Relatos africanos (43 page)

Pese a nuestra cómica predicción de que Tom se vería obligado a contarle a su jefe lo que nos había contado, y pese a su rígida aseveración de que tal supuesto era imposible, se vio obligado a hacerlo. Luego nos informó de que su jefe se había «cabreado con él».

Pero el asunto no terminó ahí. Le ofrecieron enseñarle a censurar el correo. Contestó a su jefe que el honor le obligaba a contárnoslo y el jefe dijo:

–Por el amor de Dios. Dígales lo que le dé la gana.
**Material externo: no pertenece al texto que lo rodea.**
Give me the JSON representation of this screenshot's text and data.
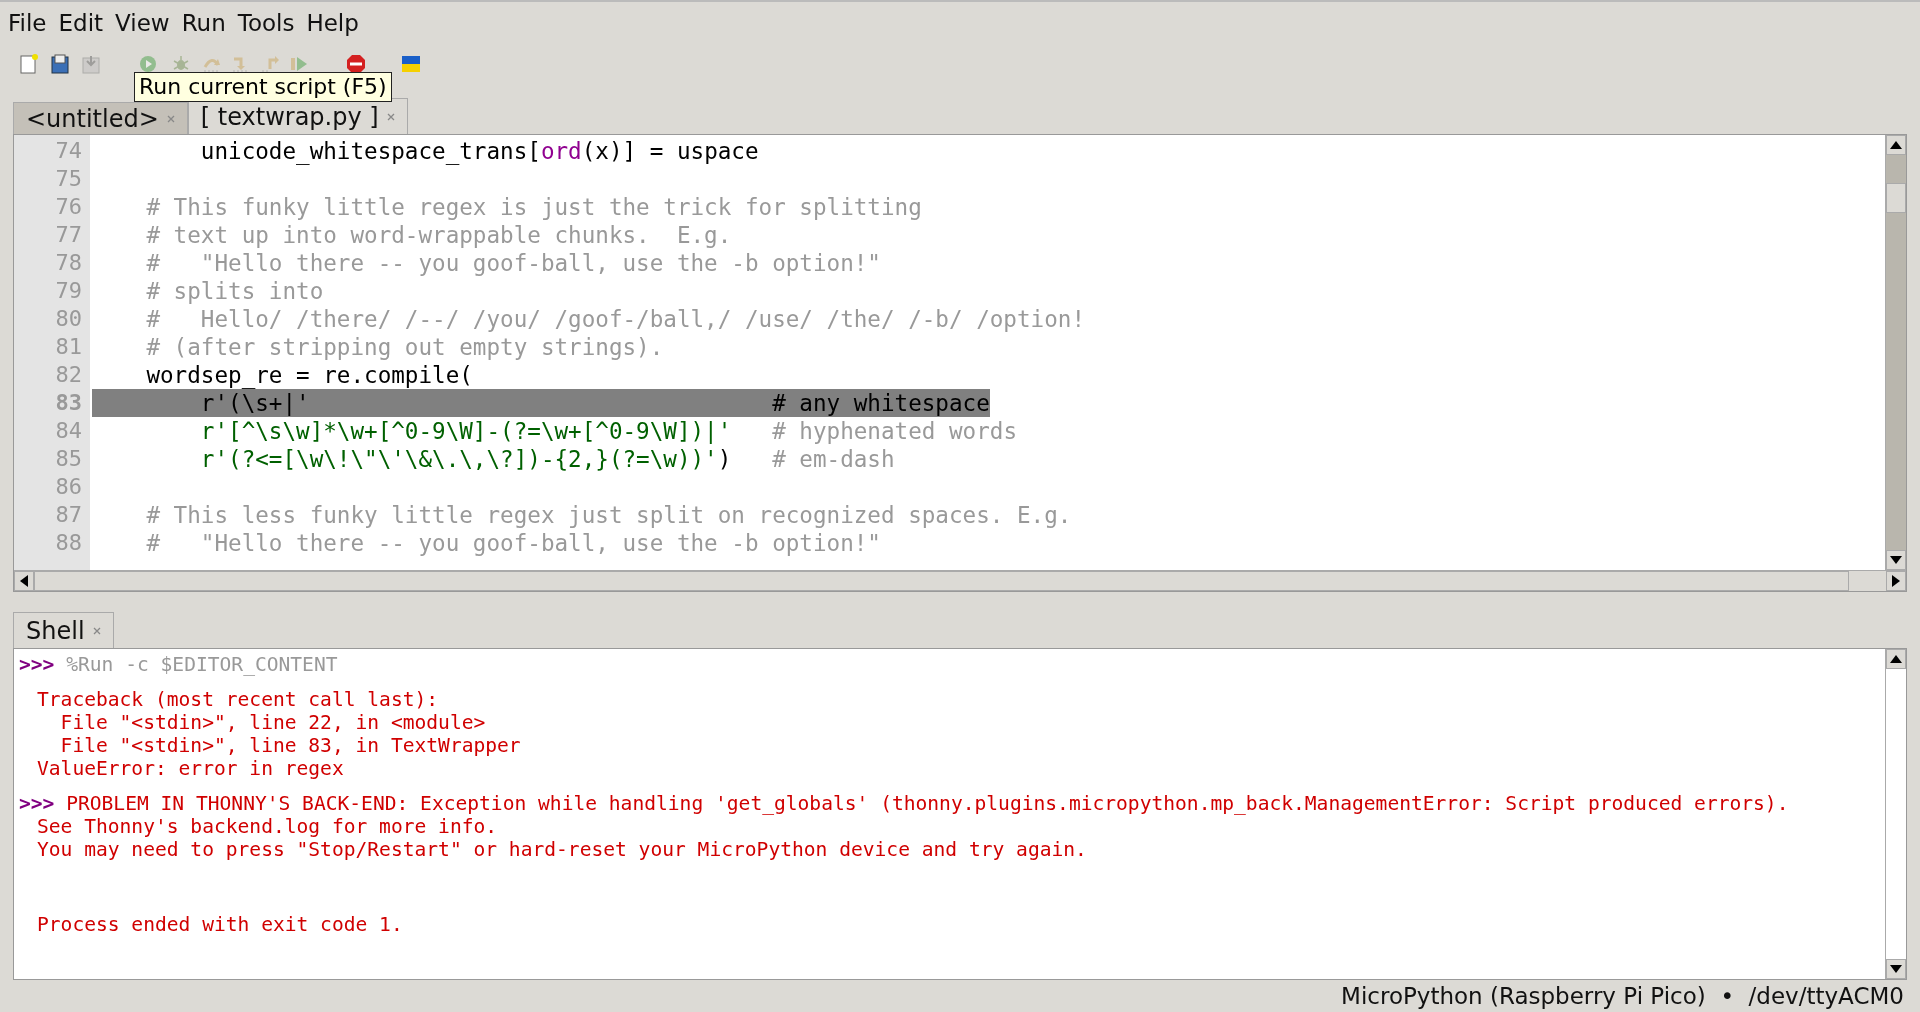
{
  "menu": [
    "File",
    "Edit",
    "View",
    "Run",
    "Tools",
    "Help"
  ],
  "toolbar": [
    {
      "kind": "new",
      "disabled": false
    },
    {
      "kind": "save",
      "disabled": false
    },
    {
      "kind": "saveas",
      "disabled": true
    },
    {
      "kind": "run",
      "disabled": true
    },
    {
      "kind": "debug",
      "disabled": true
    },
    {
      "kind": "stepover",
      "disabled": true
    },
    {
      "kind": "stepinto",
      "disabled": true
    },
    {
      "kind": "stepout",
      "disabled": true
    },
    {
      "kind": "resume",
      "disabled": true
    },
    {
      "kind": "stop",
      "disabled": false
    },
    {
      "kind": "flag",
      "disabled": false
    }
  ],
  "tooltip": "Run current script (F5)",
  "tabs": [
    {
      "label": "<untitled>",
      "selected": false
    },
    {
      "label": "[ textwrap.py ]",
      "selected": true
    }
  ],
  "editor": {
    "lines": [
      {
        "number": "74",
        "highlighted": false,
        "tokens": [
          {
            "kind": "code",
            "text": "        unicode_whitespace_trans["
          },
          {
            "kind": "builtin",
            "text": "ord"
          },
          {
            "kind": "code",
            "text": "(x)] = uspace"
          }
        ]
      },
      {
        "number": "75",
        "highlighted": false
      },
      {
        "number": "76",
        "highlighted": false,
        "tokens": [
          {
            "kind": "comment",
            "text": "    # This funky little regex is just the trick for splitting"
          }
        ]
      },
      {
        "number": "77",
        "highlighted": false,
        "tokens": [
          {
            "kind": "comment",
            "text": "    # text up into word-wrappable chunks.  E.g."
          }
        ]
      },
      {
        "number": "78",
        "highlighted": false,
        "tokens": [
          {
            "kind": "comment",
            "text": "    #   \"Hello there -- you goof-ball, use the -b option!\""
          }
        ]
      },
      {
        "number": "79",
        "highlighted": false,
        "tokens": [
          {
            "kind": "comment",
            "text": "    # splits into"
          }
        ]
      },
      {
        "number": "80",
        "highlighted": false,
        "tokens": [
          {
            "kind": "comment",
            "text": "    #   Hello/ /there/ /--/ /you/ /goof-/ball,/ /use/ /the/ /-b/ /option!"
          }
        ]
      },
      {
        "number": "81",
        "highlighted": false,
        "tokens": [
          {
            "kind": "comment",
            "text": "    # (after stripping out empty strings)."
          }
        ]
      },
      {
        "number": "82",
        "highlighted": false,
        "tokens": [
          {
            "kind": "code",
            "text": "    wordsep_re = re.compile("
          }
        ]
      },
      {
        "number": "83",
        "highlighted": true,
        "tokens": [
          {
            "kind": "code",
            "text": "        r'(\\s+|'                                  # any whitespace"
          }
        ]
      },
      {
        "number": "84",
        "highlighted": false,
        "tokens": [
          {
            "kind": "string",
            "text": "        r'[^\\s\\w]*\\w+[^0-9\\W]-(?=\\w+[^0-9\\W])|'"
          },
          {
            "kind": "comment",
            "text": "   # hyphenated words"
          }
        ]
      },
      {
        "number": "85",
        "highlighted": false,
        "tokens": [
          {
            "kind": "string",
            "text": "        r'(?<=[\\w\\!\\\"\\'\\&\\.\\,\\?])-{2,}(?=\\w))'"
          },
          {
            "kind": "code",
            "text": ")"
          },
          {
            "kind": "comment",
            "text": "   # em-dash"
          }
        ]
      },
      {
        "number": "86",
        "highlighted": false
      },
      {
        "number": "87",
        "highlighted": false,
        "tokens": [
          {
            "kind": "comment",
            "text": "    # This less funky little regex just split on recognized spaces. E.g."
          }
        ]
      },
      {
        "number": "88",
        "highlighted": false,
        "tokens": [
          {
            "kind": "comment",
            "text": "    #   \"Hello there -- you goof-ball, use the -b option!\""
          }
        ]
      }
    ]
  },
  "shell": {
    "tab": "Shell",
    "blocks": [
      {
        "kind": "command",
        "lines": [
          {
            "kind": "prompt",
            "prompt": ">>>",
            "text": "%Run -c $EDITOR_CONTENT"
          }
        ]
      },
      {
        "kind": "output",
        "lines": [
          {
            "kind": "error",
            "text": "Traceback (most recent call last):"
          },
          {
            "kind": "error",
            "text": "  File \"<stdin>\", line 22, in <module>"
          },
          {
            "kind": "error",
            "text": "  File \"<stdin>\", line 83, in TextWrapper"
          },
          {
            "kind": "error",
            "text": "ValueError: error in regex"
          }
        ]
      },
      {
        "kind": "output",
        "lines": [
          {
            "kind": "errprompt",
            "prompt": ">>>",
            "text": "PROBLEM IN THONNY'S BACK-END: Exception while handling 'get_globals' (thonny.plugins.micropython.mp_back.ManagementError: Script produced errors)."
          },
          {
            "kind": "error",
            "text": "See Thonny's backend.log for more info."
          },
          {
            "kind": "error",
            "text": "You may need to press \"Stop/Restart\" or hard-reset your MicroPython device and try again."
          }
        ]
      },
      {
        "kind": "exit",
        "lines": [
          {
            "kind": "error",
            "text": "Process ended with exit code 1."
          }
        ]
      }
    ]
  },
  "status": "MicroPython (Raspberry Pi Pico)  •  /dev/ttyACM0"
}
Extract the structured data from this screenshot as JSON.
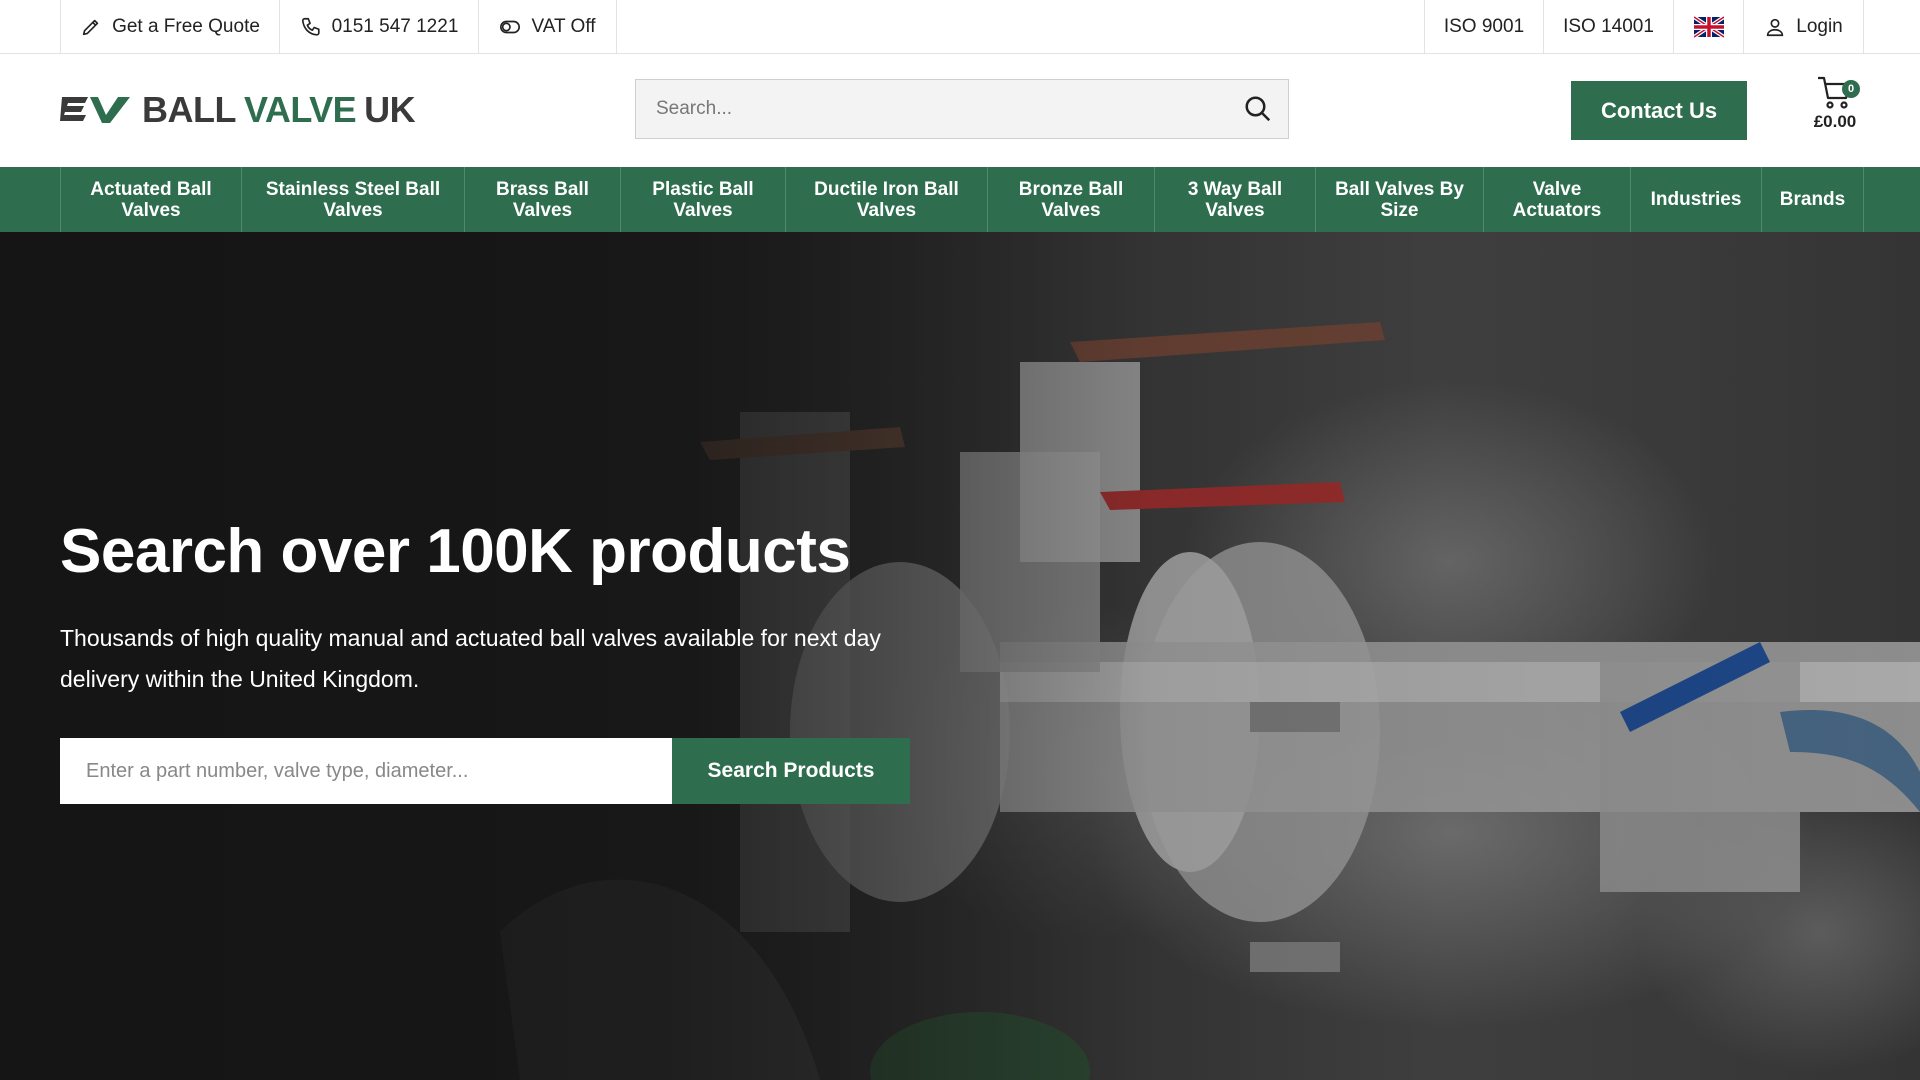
{
  "topbar": {
    "quote_label": "Get a Free Quote",
    "phone_label": "0151 547 1221",
    "vat_label": "VAT Off",
    "iso1_label": "ISO 9001",
    "iso2_label": "ISO 14001",
    "login_label": "Login"
  },
  "header": {
    "logo_word1": "BALL",
    "logo_word2": "VALVE",
    "logo_word3": "UK",
    "search_placeholder": "Search...",
    "contact_label": "Contact Us",
    "cart_count": "0",
    "cart_total": "£0.00"
  },
  "nav": {
    "items": [
      {
        "line1": "Actuated Ball",
        "line2": "Valves"
      },
      {
        "line1": "Stainless Steel Ball",
        "line2": "Valves"
      },
      {
        "line1": "Brass Ball",
        "line2": "Valves"
      },
      {
        "line1": "Plastic Ball",
        "line2": "Valves"
      },
      {
        "line1": "Ductile Iron Ball",
        "line2": "Valves"
      },
      {
        "line1": "Bronze Ball",
        "line2": "Valves"
      },
      {
        "line1": "3 Way Ball",
        "line2": "Valves"
      },
      {
        "line1": "Ball Valves By",
        "line2": "Size"
      },
      {
        "line1": "Valve",
        "line2": "Actuators"
      },
      {
        "line1": "Industries",
        "line2": ""
      },
      {
        "line1": "Brands",
        "line2": ""
      }
    ]
  },
  "hero": {
    "title": "Search over 100K products",
    "description": "Thousands of high quality manual and actuated ball valves available for next day delivery within the United Kingdom.",
    "search_placeholder": "Enter a part number, valve type, diameter...",
    "search_button": "Search Products"
  },
  "colors": {
    "brand_green": "#2e6d4e",
    "text_dark": "#222222"
  },
  "icons": {
    "quote": "pencil-icon",
    "phone": "phone-icon",
    "vat": "toggle-icon",
    "flag": "uk-flag-icon",
    "login": "user-icon",
    "search": "search-icon",
    "cart": "cart-icon"
  }
}
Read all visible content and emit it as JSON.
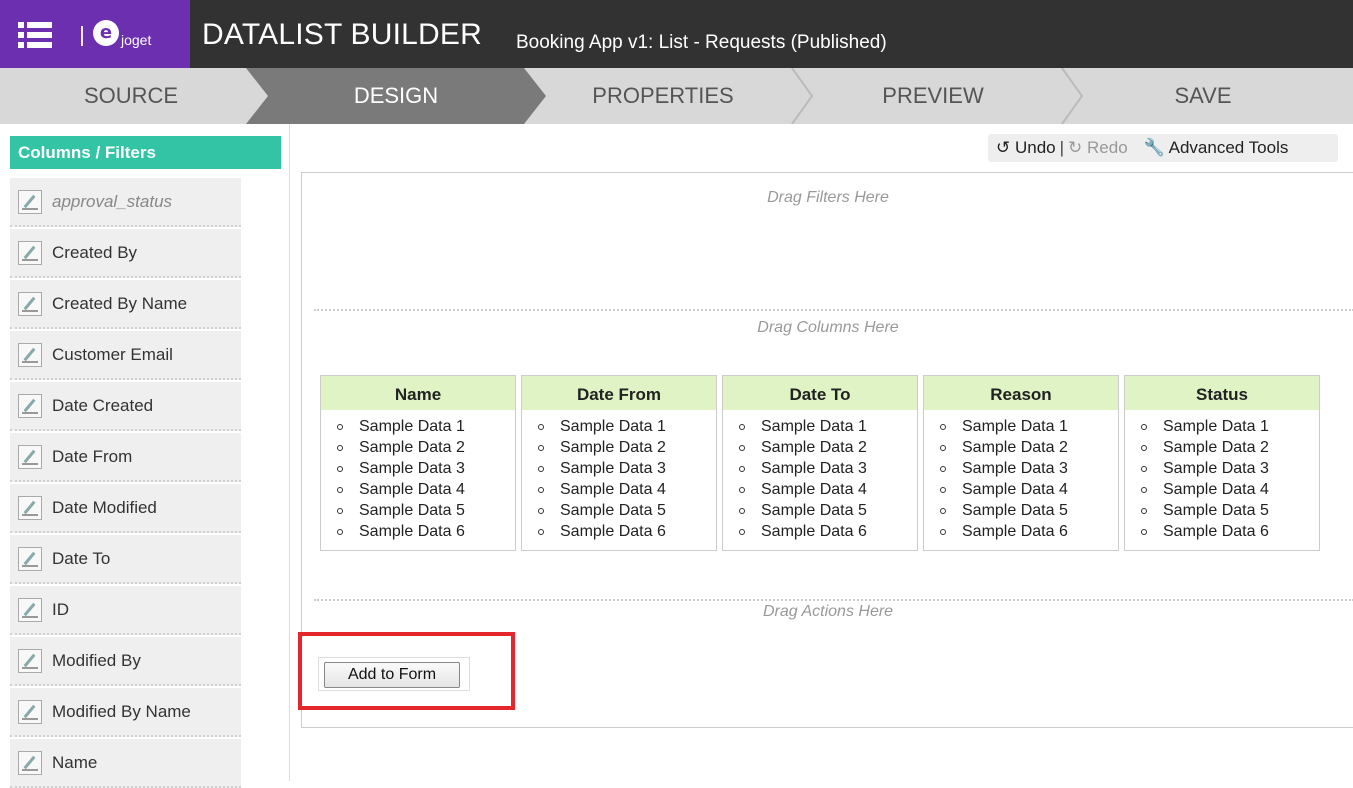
{
  "header": {
    "logo_text": "joget",
    "title": "DATALIST BUILDER",
    "subtitle": "Booking App v1: List - Requests (Published)",
    "brand_color": "#6b2fb0"
  },
  "steps": [
    {
      "label": "SOURCE",
      "active": false
    },
    {
      "label": "DESIGN",
      "active": true
    },
    {
      "label": "PROPERTIES",
      "active": false
    },
    {
      "label": "PREVIEW",
      "active": false
    },
    {
      "label": "SAVE",
      "active": false
    }
  ],
  "sidebar": {
    "title": "Columns / Filters",
    "items": [
      {
        "label": "approval_status"
      },
      {
        "label": "Created By"
      },
      {
        "label": "Created By Name"
      },
      {
        "label": "Customer Email"
      },
      {
        "label": "Date Created"
      },
      {
        "label": "Date From"
      },
      {
        "label": "Date Modified"
      },
      {
        "label": "Date To"
      },
      {
        "label": "ID"
      },
      {
        "label": "Modified By"
      },
      {
        "label": "Modified By Name"
      },
      {
        "label": "Name"
      }
    ]
  },
  "toolbar": {
    "undo": "Undo",
    "redo": "Redo",
    "advanced": "Advanced Tools"
  },
  "canvas": {
    "filters_hint": "Drag Filters Here",
    "columns_hint": "Drag Columns Here",
    "actions_hint": "Drag Actions Here",
    "columns": [
      {
        "header": "Name",
        "rows": [
          "Sample Data 1",
          "Sample Data 2",
          "Sample Data 3",
          "Sample Data 4",
          "Sample Data 5",
          "Sample Data 6"
        ]
      },
      {
        "header": "Date From",
        "rows": [
          "Sample Data 1",
          "Sample Data 2",
          "Sample Data 3",
          "Sample Data 4",
          "Sample Data 5",
          "Sample Data 6"
        ]
      },
      {
        "header": "Date To",
        "rows": [
          "Sample Data 1",
          "Sample Data 2",
          "Sample Data 3",
          "Sample Data 4",
          "Sample Data 5",
          "Sample Data 6"
        ]
      },
      {
        "header": "Reason",
        "rows": [
          "Sample Data 1",
          "Sample Data 2",
          "Sample Data 3",
          "Sample Data 4",
          "Sample Data 5",
          "Sample Data 6"
        ]
      },
      {
        "header": "Status",
        "rows": [
          "Sample Data 1",
          "Sample Data 2",
          "Sample Data 3",
          "Sample Data 4",
          "Sample Data 5",
          "Sample Data 6"
        ]
      }
    ],
    "action_button": "Add to Form"
  },
  "colors": {
    "header_bg": "#323232",
    "sidebar_header": "#33c4a6",
    "column_header": "#dff3c4",
    "highlight": "#e4262d"
  }
}
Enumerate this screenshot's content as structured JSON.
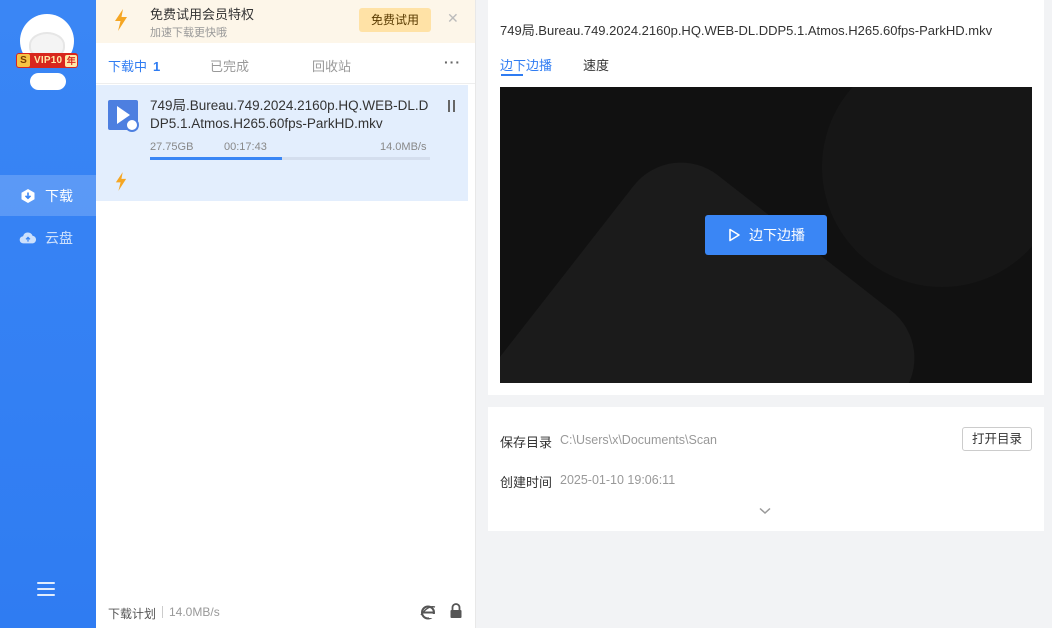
{
  "sidebar": {
    "vip_badge": {
      "s": "S",
      "text": "VIP10",
      "year": "年"
    },
    "items": [
      {
        "label": "下载",
        "icon": "download-icon",
        "active": true
      },
      {
        "label": "云盘",
        "icon": "cloud-icon",
        "active": false
      }
    ],
    "menu_icon": "menu-icon"
  },
  "promo": {
    "title": "免费试用会员特权",
    "subtitle": "加速下载更快哦",
    "button": "免费试用",
    "close": "✕"
  },
  "tabs": [
    {
      "label": "下载中",
      "count": "1",
      "active": true
    },
    {
      "label": "已完成",
      "active": false
    },
    {
      "label": "回收站",
      "active": false
    }
  ],
  "more": "···",
  "task": {
    "name": "749局.Bureau.749.2024.2160p.HQ.WEB-DL.DDP5.1.Atmos.H265.60fps-ParkHD.mkv",
    "size": "27.75GB",
    "time": "00:17:43",
    "speed": "14.0MB/s",
    "progress": 0.47
  },
  "footer": {
    "plan": "下载计划",
    "speed": "14.0MB/s"
  },
  "detail": {
    "title": "749局.Bureau.749.2024.2160p.HQ.WEB-DL.DDP5.1.Atmos.H265.60fps-ParkHD.mkv",
    "tabs": [
      "边下边播",
      "速度"
    ],
    "play_button": "边下边播",
    "save_dir_label": "保存目录",
    "save_dir": "C:\\Users\\x\\Documents\\Scan",
    "open_dir_button": "打开目录",
    "created_label": "创建时间",
    "created": "2025-01-10 19:06:11"
  },
  "colors": {
    "accent": "#2f7cf2",
    "rail": "#3a86f5",
    "promo_bg": "#fdf6e9",
    "task_bg": "#e3eefd",
    "bolt": "#f5a623"
  }
}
No será usted quien escoja lo que debe censurarse.

Ya he dicho que en esa época no era una ciudad muy sofisticada y aquella situación en la que «todo el mundo conoce a todo el mundo» provocaba sin remedio esa clase de situaciones humanas tan cálidas.

Aceptó la oferta por la siguiente razón: «Mi madre siempre me decía que quería que me fuera bien, y si acepto la propuesta de convertirme en censor pasaré al Grado Tres, lo cual representa un aumento anual de 50 libras».

Lo felicitamos e insistimos en que nos mantuviera informados acerca de cómo se preparaba a los censores, propuesta que aceptó. Poco después terminó la guerra y toda la camaradería de entonces desapareció en cuanto empezó la Guerra Fría. El fermento de la actividad de izquierdas también se acabó.

No volvimos a ver a Tom, pero supimos de sus progresos, lentos pero seguros, en el Servicio Civil. Lo último que supe fue que dirigía un departamento entre cuyas actividades se incluía la censura. Me lo imagino, un hombre de unos cincuenta años, casado y sin duda padre, pensando en el baúl de los recuerdos, en los tiempos en que perteneció a una peligrosa organización revolucionaria. «Sí –dirá a menudo–, no hay nada de ellos que no sepa. Son idealistas, eso lo puedo garantizar, pero son muy peligrosos. ¡Peligrosos y equivocados! ¡Los dejé en cuanto supe qué representaban de verdad!»

Sin embargo, de nuestros tres espías de Correos, Harry fue el que tuvo, al menos durante un tiempo, una carrera más compensatoria para los humanistas idealistas.

Era un escolar silencioso y desesperadamente tímido que vino a una reunión pública y se enamoró perdidamente durante una semana, más o menos, de la oradora, una muchacha que hablaba en público por primera vez y tan tímida como él. Su padre había muerto y su madre, como dirían los psiquiatras y las trabajadoras de Bienestar Social, era «inadecuada». O sea: no se le daba bien lo de ser viuda y tenía la salud frágil. Sus escasas energías se concentraban en ganar el dinero suficiente para mantener a sus dos hijos. Regañaba a Harry por su falta de ambición, por no preparar los exámenes que habían de permitirle el ascenso en el escalafón de Correos... y por perder el tiempo con los rojos. Durante tres años, dedicó todo su tiempo libre a la organización de la izquierda: preparaba exhibiciones, alquilaba salas y salones, decoraba bailes para obtener fondos, conseguía publicidad para nuestra revista socialista (dos mil ejemplares), la diseñaba y la vendía. Discutía cuestiones de principios con los consejeros del ayuntamiento: «No es justo negarnos el uso de la sala, estamos en un país democrático, ¿no?». Y pasaba al menos tres noches por semana discutiendo las cosas del mundo en habitaciones llenas de humo.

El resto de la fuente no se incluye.